A questão da identidade de género é uma das grandes linhas do romance, mas o livro é muito mais do que uma história sobre ser uma mulher trans. É um livro sobre crescer, sobre sentir-se diferente, sobre procurar uma linguagem para aquilo que se é quando o mundo insiste em negar essa possibilidade. É sobre o corpo, o desejo, a família, a amizade e sobre a necessidade universal de sermos reconhecidos.


Desde cedo percebemos a importância das pessoas que funcionam como espelhos para a protagonista. 


Saúl, o filho do meio de Aurelio e Luisa, (...) lindíssimo, com os mesmo olhos verdes e maliciosos da sua irmã (...) Às vezes queria ser como ele. Fascinante, único e feminino. Chamavam-lhe maricas, (...) Não lhe davam descanso (...) Saúl foi-se embora sem alarido. (...) Creio que essa foi a última vez que o vi. (...) Calculei que, para onde ia, o rei das fadas não precisava de bagagem.


Alana S. Portero constrói um romance extremamente visual, quase cinematográfico, onde conseguimos ver os lugares, os corpos e as pessoas que habitam aquela Madrid. O parágrafo inicial conquistou-me imediatamente. Uma imagem dura e inesquecível de uma geração de jovens destruídos pela droga e pelo abandono, descritos através de referências religiosas e artísticas que transformam a miséria em algo quase sagrado. 


Vi cair como anjos mortais uma geração inteira de rapazes. Adolescentes com a pele acinzentada e falta de dentes, a cheirarem a amoníaco e a urina. Figuras esquálidas como Cristos de Mantegna, (…) Cobertos de agulhas como São Sebastião. Sentados ou deitados no chão como calhasse. Quase sem se moverem, lentos e sincopados como bonecos partidos. Com o sorriso sublime dos crucificados. Indefesos, mas flutuando já em lugares onde nada os atingia. Vi-os despontar e tornarem-se cada vez mais lentos até chegarem à quietude final e se decomporem na lama que se acumulava no nosso bairro com nome de santo, mas abandonado por Deus.

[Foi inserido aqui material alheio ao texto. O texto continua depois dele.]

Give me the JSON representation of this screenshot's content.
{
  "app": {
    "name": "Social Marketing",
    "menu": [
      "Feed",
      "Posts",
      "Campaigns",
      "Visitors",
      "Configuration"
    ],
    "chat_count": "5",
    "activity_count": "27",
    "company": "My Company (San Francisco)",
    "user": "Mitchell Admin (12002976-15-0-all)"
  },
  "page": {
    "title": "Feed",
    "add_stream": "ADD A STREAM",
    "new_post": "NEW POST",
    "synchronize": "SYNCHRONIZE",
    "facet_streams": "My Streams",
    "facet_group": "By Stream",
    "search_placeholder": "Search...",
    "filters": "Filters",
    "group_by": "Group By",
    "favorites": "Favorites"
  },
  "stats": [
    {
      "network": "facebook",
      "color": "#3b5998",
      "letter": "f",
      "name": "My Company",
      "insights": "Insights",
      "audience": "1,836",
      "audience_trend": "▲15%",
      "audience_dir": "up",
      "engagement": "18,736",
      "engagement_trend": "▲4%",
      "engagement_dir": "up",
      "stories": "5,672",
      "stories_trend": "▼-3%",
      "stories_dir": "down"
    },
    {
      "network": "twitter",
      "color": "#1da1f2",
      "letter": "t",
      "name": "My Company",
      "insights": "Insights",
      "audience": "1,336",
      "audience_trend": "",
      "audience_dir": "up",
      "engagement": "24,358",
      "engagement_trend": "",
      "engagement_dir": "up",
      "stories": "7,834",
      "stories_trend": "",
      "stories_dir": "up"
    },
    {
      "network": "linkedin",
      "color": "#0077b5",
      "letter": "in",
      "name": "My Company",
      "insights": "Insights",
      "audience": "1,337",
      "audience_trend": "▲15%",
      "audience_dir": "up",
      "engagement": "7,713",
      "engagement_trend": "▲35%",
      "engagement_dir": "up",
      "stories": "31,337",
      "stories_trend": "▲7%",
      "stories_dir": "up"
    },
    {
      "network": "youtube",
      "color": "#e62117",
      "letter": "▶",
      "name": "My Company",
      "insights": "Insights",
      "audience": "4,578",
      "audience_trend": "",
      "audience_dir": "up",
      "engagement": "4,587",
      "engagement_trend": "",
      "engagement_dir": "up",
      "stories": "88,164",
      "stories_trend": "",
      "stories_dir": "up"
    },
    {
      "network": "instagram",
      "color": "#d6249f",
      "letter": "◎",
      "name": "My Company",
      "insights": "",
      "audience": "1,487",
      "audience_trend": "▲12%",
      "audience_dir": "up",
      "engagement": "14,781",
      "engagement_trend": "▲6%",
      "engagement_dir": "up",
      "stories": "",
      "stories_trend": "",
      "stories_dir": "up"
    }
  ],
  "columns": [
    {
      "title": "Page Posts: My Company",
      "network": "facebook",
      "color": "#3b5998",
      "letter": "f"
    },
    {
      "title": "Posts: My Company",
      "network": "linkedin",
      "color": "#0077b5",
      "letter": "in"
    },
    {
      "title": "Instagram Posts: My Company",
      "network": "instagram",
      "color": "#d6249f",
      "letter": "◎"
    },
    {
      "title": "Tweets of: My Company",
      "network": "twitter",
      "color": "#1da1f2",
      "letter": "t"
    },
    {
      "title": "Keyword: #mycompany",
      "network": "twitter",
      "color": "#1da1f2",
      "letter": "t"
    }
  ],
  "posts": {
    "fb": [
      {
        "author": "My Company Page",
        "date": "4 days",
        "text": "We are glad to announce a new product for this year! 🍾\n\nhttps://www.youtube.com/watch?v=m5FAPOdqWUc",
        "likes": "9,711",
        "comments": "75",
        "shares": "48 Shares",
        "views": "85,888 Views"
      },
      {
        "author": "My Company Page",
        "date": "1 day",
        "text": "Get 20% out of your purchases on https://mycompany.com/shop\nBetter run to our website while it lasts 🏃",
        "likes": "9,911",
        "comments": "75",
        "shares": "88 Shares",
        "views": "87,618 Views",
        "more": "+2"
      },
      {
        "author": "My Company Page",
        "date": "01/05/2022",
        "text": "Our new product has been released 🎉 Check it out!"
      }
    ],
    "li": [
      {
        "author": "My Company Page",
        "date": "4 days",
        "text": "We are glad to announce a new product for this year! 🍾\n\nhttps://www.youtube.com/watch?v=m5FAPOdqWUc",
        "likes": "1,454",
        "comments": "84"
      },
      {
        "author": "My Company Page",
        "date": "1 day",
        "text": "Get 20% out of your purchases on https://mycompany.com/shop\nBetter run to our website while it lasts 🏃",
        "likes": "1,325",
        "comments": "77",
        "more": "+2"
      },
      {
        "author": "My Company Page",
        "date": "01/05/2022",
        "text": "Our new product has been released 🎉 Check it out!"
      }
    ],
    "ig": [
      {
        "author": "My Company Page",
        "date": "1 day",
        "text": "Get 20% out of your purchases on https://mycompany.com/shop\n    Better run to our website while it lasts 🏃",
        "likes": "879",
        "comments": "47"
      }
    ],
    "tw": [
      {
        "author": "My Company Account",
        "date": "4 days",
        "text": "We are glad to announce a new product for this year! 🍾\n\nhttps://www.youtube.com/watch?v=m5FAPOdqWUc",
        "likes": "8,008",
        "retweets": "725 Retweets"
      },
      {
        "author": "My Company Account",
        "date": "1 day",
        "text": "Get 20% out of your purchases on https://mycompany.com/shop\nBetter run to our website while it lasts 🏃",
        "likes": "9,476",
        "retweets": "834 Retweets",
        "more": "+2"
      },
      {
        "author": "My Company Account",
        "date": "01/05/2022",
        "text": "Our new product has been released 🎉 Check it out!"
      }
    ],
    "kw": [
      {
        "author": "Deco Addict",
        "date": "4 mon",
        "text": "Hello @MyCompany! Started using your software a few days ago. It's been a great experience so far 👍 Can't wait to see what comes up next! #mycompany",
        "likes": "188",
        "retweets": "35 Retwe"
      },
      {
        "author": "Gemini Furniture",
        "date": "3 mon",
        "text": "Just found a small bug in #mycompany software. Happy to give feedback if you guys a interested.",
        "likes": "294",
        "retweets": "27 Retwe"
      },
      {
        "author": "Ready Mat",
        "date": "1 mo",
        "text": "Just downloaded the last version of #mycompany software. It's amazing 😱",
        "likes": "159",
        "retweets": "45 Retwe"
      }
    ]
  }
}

A cultura popular tem um papel importante na construção da identidade da protagonista. Boy George, Prince, Irene Cara ou Madonna aparecem como pequenos sinais de possibilidade num mundo onde ela ainda não consegue encontrar o seu lugar. São os seus pirilampos numa gruta negra e húmida.

As personagens com quem a protagonista se cruza ao longo da história são outro dos grandes pontos fortes do livro. Muitas delas tornam-se inesquecíveis e têm um papel fundamental no seu crescimento. São pessoas que carregam as suas próprias feridas, mas que também oferecem protecção, carinho, conhecimento e resistência. Algumas mostram a crueldade do mundo, outras mostram que é possível encontrar uma espécie de família onde menos se espera.


— Peruca. Chamam-te sempre Peruca. (…)

— Com que então Peruca… — disse a partir daquela lonjura.

Se aquele não foi o mais lento início de gargalhada da história, para mim tornou-se eterno. (…) Contagiámo-nos uma à outra durante algum tempo e até houve quem parasse por instantes para nos ver. Uma criança não muito favorecida, que deixara há pouco de ser um bebé, e uma anciã grotesca a divertir-se com alguma coisa que só elas percebiam.


É um livro duro, por vezes desconfortável e violento, que não tenta suavizar as experiências das suas personagens. Mas existe sempre uma possibilidade de redenção. Não uma redenção fácil ou milagrosa, mas aquela que nasce dos encontros, da memória, do amor e da capacidade de finalmente reconhecer o próprio valor.


(...) a desgraça é uma coisa que nos fazem, não que trazemos desde o nascimento como a marca de uma bruxa.
é quase a síntese do romance. Ninguém nasce destinado à vergonha ou à marginalidade.


É um romance de formação com tudo para se tornar um clássico da literatura queer contemporânea, e para quem nunca se reviu totalmente nos romances de formação tradicionais. E talvez seja essa a maior conquista deste livro, mostrar que também estas histórias merecem ser contadas, que também estas vidas têm lugar no imaginário literário.


Não tinha nome, mas existia. Habitava a minha própria lenda; não tinha nome, mas era Hécuba triunfante, Cassandra, Carmilla, Lá-Fora-No-Telheiro, a madrasta da Branca de Neve, a Bikina, a Llorona, a Dama do Lago, Afrodite, Cristina Ortiz, Roberta Marrero, sóror Juana Inés e a Rainha de Maio. Era todas as mulheres.